Dupont Vincent, Mourvillier Bruno, Barbe Coralie, Legros Vincent, Jozwiak Mathieu, Merdji Hamid, Dupuis Claire, Winiszewski Hadrien, Marchalot Antoine, Lacave Guillaume, Neuville Mathilde, Sagnier Anne, Barbier François, Thivilier Carine, Ruiz Stéphanie, Smonig Roland, Rosman Jeremy, Argaud Laurent, Grangé Steven, Sarton Benjamine, Chillet Patrick, Voiriot Guillaume, Kanagaratnam Lukshe, Djerada Zoubir
Centre Hospitalier Universitaire de Reims, 45 rue Cognacq Jay, Reims, 51092, +33326787641, France.
Université de Reims Champagne Ardenne, Reims, France.
Ann Intensive Care. 2025 Mar 26;15(1):42. doi: 10.1186/s13613-025-01461-z.
Acute kidney injury (AKI) requiring renal replacement therapy (RRT) is common in intensive care units (ICUs), yet optimal amikacin dosing in this context remains poorly understood.
We conducted a prospective observational study across 18 French hospitals from April 2020 to January 2022. Adult ICU patients (aged > 18 years) receiving their first amikacin dose while on RRT were included. Data on demographics, RRT modalities, amikacin dosing, and therapeutic drug monitoring were collected. Using a pharmacokinetic modeling approach, we evaluated various amikacin regimens and simulated target attainment probabilities across different minimum inhibitory concentrations (MICs).
A total of 111 patients were included, with approximately two-thirds receiving continuous RRT. The median amikacin dose was 27 (25-30) mg/kg. Amikacin peak (Cmax) and trough concentrations were monitored in 53 (47.8%) and 76 (68.5%) patients, respectively. Continuous RRT and a history of chronic kidney disease reduced dialytic clearance. For a MIC ≤ 4 mg/L, a 15 mg/kg amikacin dose achieved Cmax/MIC and AUC/MIC targets in ≥ 90% of patients on intermittent dialysis, while 20 mg/kg was required for those on continuous dialysis. For a MIC = 8 mg/L, a 30 mg/kg dose was necessary to achieve Cmax/MIC ≥ 8.
Our findings highlight suboptimal adherence to amikacin monitoring guidelines in ICU patients on RRT. Using pharmacokinetic modeling, we identified amikacin dosing recommendations ranging from 15 to 35 mg/kg to optimize efficacy and minimize risks, depending on MIC and dialysis modality.

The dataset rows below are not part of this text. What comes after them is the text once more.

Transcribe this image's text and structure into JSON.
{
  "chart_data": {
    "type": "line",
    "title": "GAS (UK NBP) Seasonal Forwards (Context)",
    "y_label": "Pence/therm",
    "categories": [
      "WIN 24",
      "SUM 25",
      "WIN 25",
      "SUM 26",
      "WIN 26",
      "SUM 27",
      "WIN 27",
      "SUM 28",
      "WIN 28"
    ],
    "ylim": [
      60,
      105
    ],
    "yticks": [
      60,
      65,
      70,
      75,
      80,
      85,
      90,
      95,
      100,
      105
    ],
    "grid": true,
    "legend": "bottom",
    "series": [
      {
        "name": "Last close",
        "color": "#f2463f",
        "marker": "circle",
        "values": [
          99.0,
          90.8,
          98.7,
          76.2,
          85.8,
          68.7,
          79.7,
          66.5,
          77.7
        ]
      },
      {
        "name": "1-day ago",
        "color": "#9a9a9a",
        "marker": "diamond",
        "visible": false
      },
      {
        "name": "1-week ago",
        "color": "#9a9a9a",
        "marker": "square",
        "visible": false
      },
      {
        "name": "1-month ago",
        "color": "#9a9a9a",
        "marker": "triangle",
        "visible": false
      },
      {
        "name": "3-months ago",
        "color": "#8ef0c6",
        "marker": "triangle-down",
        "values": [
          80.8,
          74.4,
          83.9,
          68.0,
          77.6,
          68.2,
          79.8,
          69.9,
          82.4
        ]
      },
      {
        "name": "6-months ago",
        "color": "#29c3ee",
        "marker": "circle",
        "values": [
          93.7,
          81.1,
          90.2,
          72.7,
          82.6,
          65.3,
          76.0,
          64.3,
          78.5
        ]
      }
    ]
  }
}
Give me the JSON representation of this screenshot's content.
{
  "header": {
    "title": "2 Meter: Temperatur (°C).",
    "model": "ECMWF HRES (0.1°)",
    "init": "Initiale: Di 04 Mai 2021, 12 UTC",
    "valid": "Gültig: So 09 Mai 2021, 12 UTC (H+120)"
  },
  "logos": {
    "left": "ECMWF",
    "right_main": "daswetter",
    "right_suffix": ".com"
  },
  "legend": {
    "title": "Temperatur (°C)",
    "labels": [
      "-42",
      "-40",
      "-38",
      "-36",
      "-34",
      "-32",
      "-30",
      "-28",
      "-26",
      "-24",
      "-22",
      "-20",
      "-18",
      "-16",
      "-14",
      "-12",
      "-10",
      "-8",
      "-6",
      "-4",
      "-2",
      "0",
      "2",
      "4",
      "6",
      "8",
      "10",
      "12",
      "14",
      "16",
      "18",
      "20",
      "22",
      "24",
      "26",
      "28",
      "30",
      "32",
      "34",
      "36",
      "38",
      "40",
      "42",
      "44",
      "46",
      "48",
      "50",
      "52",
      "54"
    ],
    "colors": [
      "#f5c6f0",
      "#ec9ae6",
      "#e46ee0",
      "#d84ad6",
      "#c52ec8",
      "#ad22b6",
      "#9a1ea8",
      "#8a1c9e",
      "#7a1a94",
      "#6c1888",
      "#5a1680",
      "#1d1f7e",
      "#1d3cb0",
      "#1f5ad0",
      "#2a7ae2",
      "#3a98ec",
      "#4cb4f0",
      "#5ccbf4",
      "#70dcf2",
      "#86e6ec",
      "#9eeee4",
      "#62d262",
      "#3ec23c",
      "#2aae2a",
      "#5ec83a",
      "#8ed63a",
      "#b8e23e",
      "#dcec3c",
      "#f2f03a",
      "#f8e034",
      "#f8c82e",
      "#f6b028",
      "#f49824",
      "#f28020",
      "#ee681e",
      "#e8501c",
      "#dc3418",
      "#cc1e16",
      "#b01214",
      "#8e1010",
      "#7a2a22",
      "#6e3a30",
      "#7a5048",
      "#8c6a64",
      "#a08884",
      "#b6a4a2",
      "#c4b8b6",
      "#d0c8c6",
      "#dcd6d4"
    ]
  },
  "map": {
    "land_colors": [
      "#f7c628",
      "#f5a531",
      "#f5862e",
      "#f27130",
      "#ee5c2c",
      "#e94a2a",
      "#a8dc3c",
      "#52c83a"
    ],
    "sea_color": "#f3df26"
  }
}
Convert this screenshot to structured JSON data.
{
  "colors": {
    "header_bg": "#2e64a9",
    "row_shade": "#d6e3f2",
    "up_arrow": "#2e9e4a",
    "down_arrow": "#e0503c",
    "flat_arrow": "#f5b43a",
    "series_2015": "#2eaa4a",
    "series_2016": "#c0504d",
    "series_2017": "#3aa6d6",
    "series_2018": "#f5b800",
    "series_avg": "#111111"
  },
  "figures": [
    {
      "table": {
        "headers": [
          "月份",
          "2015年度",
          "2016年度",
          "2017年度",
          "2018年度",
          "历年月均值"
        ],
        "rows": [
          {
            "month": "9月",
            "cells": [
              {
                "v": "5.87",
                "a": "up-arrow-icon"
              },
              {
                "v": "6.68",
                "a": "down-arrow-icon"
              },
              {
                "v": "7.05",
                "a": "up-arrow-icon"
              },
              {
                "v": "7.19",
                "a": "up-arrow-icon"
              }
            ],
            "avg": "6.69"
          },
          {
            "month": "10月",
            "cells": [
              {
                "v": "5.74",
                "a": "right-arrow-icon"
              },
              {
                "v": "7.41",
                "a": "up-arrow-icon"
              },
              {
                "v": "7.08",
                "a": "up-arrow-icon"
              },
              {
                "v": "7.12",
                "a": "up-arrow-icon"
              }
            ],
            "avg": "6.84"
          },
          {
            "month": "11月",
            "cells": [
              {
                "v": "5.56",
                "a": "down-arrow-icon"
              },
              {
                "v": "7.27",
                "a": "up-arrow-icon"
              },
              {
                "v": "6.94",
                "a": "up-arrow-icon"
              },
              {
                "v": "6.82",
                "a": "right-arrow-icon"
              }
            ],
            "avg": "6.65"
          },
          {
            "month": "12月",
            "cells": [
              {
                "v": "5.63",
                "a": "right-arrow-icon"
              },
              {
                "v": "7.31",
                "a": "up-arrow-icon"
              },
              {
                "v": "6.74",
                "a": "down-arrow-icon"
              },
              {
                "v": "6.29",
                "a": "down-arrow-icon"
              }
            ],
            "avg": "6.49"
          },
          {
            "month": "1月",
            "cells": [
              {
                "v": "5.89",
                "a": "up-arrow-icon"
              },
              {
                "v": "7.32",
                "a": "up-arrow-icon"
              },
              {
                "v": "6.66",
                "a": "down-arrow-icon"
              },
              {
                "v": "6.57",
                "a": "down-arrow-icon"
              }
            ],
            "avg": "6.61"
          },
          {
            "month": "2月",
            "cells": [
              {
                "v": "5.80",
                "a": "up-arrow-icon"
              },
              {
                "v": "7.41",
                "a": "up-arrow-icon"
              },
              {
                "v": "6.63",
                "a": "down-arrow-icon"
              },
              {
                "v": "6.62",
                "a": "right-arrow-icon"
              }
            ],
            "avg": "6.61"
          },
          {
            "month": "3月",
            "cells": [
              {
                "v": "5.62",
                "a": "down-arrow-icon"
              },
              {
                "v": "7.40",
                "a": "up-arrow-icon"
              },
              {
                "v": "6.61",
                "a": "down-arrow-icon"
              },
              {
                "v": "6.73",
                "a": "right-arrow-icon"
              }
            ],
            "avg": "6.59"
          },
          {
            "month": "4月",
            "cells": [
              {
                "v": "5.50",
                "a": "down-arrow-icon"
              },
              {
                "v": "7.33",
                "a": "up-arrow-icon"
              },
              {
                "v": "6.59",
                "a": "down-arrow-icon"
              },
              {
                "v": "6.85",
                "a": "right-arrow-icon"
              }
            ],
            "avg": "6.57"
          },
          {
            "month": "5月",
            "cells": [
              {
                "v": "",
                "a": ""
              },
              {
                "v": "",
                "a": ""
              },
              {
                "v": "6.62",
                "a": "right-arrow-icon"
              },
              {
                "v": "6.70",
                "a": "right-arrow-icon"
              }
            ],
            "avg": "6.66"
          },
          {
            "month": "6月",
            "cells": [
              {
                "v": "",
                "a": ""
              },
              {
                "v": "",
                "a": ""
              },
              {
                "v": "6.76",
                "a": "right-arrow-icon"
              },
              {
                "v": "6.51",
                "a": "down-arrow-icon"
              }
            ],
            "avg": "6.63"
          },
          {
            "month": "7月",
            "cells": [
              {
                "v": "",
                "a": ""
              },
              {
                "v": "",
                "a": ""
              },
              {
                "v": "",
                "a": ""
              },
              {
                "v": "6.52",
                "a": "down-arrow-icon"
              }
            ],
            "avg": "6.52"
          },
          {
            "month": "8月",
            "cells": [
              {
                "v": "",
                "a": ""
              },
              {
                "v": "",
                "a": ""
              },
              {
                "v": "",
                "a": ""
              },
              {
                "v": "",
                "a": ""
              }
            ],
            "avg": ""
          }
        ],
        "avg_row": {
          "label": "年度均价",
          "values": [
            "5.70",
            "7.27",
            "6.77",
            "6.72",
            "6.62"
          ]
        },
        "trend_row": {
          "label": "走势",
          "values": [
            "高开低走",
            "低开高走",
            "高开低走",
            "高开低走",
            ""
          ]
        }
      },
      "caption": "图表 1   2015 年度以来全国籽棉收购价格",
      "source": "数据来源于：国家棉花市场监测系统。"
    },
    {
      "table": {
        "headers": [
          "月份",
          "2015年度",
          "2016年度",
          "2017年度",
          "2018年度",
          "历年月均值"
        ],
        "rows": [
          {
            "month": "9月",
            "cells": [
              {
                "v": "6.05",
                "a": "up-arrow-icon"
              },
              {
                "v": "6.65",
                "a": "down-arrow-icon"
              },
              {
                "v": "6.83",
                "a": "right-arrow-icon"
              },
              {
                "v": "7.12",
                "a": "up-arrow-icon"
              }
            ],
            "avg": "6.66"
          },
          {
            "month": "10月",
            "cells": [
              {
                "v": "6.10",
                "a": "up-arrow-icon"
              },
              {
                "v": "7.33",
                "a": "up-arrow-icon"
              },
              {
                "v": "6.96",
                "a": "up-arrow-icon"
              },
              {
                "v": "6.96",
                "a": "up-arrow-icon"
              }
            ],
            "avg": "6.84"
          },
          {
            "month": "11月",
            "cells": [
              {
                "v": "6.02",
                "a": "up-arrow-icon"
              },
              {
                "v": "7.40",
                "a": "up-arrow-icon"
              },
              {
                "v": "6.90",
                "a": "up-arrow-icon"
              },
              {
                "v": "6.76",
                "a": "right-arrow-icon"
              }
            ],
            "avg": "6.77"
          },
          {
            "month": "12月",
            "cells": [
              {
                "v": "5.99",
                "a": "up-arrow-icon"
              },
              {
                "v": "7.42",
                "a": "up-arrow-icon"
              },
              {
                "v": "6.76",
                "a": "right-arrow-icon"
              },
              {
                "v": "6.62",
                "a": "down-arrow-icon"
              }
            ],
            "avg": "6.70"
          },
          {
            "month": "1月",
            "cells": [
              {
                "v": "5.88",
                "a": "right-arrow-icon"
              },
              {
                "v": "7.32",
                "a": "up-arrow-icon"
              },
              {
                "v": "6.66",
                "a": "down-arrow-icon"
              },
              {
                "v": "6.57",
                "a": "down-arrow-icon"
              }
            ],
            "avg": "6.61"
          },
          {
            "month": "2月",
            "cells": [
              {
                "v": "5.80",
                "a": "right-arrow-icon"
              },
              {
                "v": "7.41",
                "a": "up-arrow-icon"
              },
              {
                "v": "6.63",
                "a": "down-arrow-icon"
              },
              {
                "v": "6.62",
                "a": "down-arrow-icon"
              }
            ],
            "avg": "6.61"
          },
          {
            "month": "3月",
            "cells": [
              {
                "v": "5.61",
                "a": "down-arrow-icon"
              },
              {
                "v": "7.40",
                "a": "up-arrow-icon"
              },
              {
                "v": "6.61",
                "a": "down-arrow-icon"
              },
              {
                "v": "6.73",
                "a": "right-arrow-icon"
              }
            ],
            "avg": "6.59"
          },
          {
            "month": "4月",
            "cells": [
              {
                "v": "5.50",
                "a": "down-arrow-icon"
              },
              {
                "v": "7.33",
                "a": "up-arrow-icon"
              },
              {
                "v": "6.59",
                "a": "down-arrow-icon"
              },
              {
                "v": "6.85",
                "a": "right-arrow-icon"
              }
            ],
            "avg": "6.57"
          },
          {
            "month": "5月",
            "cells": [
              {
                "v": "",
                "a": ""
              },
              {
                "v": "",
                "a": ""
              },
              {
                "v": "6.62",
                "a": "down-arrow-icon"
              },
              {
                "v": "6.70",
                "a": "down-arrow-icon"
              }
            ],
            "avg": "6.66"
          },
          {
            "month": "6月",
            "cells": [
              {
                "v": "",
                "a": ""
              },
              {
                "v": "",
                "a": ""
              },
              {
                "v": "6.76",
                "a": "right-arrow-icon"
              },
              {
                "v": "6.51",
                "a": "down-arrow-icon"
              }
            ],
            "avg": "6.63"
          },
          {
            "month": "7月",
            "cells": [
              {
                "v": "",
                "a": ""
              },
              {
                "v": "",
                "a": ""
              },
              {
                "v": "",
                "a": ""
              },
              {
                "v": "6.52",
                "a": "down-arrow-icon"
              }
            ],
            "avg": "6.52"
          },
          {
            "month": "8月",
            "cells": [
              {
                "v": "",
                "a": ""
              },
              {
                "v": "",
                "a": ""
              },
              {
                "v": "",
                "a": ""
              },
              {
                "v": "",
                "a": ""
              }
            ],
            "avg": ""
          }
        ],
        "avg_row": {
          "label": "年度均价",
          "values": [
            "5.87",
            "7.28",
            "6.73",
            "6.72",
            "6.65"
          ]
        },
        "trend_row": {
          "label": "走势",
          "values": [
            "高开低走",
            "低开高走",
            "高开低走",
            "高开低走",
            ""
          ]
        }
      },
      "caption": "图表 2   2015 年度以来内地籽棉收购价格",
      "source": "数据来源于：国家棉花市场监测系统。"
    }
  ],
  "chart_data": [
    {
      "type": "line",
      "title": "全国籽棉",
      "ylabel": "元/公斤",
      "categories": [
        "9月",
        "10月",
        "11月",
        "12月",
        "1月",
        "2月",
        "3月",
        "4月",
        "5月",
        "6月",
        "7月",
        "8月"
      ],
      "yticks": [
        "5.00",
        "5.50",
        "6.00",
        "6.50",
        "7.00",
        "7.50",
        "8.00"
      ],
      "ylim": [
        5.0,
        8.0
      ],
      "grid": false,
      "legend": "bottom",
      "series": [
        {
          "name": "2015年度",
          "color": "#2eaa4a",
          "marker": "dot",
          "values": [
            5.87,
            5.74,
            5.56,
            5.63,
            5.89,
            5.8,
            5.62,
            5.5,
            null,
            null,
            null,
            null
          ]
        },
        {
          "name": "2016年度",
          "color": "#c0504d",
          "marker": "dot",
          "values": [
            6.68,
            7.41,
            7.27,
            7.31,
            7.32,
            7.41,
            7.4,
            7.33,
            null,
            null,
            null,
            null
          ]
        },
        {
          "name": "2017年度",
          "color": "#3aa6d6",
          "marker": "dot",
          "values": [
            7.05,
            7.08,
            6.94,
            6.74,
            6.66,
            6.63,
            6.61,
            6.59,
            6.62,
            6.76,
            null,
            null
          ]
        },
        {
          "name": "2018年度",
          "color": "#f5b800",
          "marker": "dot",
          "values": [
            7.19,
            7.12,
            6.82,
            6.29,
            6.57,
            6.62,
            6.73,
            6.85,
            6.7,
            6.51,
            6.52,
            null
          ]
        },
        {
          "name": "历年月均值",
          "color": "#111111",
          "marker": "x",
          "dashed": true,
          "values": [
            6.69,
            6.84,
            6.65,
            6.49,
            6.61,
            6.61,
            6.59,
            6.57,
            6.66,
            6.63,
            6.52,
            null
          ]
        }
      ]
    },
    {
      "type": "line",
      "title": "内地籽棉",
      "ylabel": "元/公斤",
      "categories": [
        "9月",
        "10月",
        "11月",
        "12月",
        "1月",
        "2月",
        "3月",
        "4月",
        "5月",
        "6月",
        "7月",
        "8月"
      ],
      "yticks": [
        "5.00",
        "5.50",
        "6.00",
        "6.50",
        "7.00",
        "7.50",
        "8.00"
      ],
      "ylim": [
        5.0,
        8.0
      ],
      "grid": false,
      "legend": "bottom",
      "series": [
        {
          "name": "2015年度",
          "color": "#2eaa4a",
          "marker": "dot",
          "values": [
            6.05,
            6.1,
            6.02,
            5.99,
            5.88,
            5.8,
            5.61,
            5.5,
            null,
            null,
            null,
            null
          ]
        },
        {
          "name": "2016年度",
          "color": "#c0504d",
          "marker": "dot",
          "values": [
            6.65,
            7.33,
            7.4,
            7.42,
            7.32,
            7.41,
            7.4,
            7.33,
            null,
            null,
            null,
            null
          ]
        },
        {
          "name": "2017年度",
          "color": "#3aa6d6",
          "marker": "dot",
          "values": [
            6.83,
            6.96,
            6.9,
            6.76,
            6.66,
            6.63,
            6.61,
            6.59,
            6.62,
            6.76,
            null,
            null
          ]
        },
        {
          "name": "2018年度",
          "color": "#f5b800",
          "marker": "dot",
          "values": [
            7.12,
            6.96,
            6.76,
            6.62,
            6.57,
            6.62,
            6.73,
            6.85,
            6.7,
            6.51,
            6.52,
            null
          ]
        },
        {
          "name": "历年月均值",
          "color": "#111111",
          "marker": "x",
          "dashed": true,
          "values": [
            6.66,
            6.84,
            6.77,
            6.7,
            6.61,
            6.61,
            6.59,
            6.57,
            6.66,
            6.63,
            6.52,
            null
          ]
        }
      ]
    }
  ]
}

需要肾脏替代治疗(RRT)的急性肾损伤(AKI)在重症监护病房(ICU)中很常见,但在这种情况下阿米卡星的最佳给药剂量仍知之甚少。
我们于2020年4月至2022年1月在法国18家医院进行了一项前瞻性观察研究。纳入在接受RRT期间首次使用阿米卡星剂量的成年ICU患者(年龄>18岁)。收集了人口统计学、RRT模式、阿米卡星给药剂量和治疗药物监测的数据。使用药代动力学建模方法,我们评估了各种阿米卡星给药方案,并模拟了不同最低抑菌浓度(MIC)下的目标达成概率。
共纳入111例患者,约三分之二接受持续RRT。阿米卡星的中位剂量为27(25 - 30)mg/kg。分别对53例(47.8%)和76例(68.5%)患者监测了阿米卡星的峰值(Cmax)和谷浓度。持续RRT和慢性肾脏病病史降低了透析清除率。对于MIC≤4 mg/L,15 mg/kg的阿米卡星剂量在≥90%的间歇性透析患者中达到了Cmax/MIC和AUC/MIC目标,而持续透析患者则需要20 mg/kg。对于MIC = 8 mg/L,需要30 mg/kg的剂量才能使Cmax/MIC≥8。
我们的研究结果突出了接受RRT的ICU患者对阿米卡星监测指南的依从性欠佳。通过药代动力学建模,我们确定了根据MIC和透析模式,阿米卡星的给药建议范围为15至35 mg/kg,以优化疗效并将风险降至最低。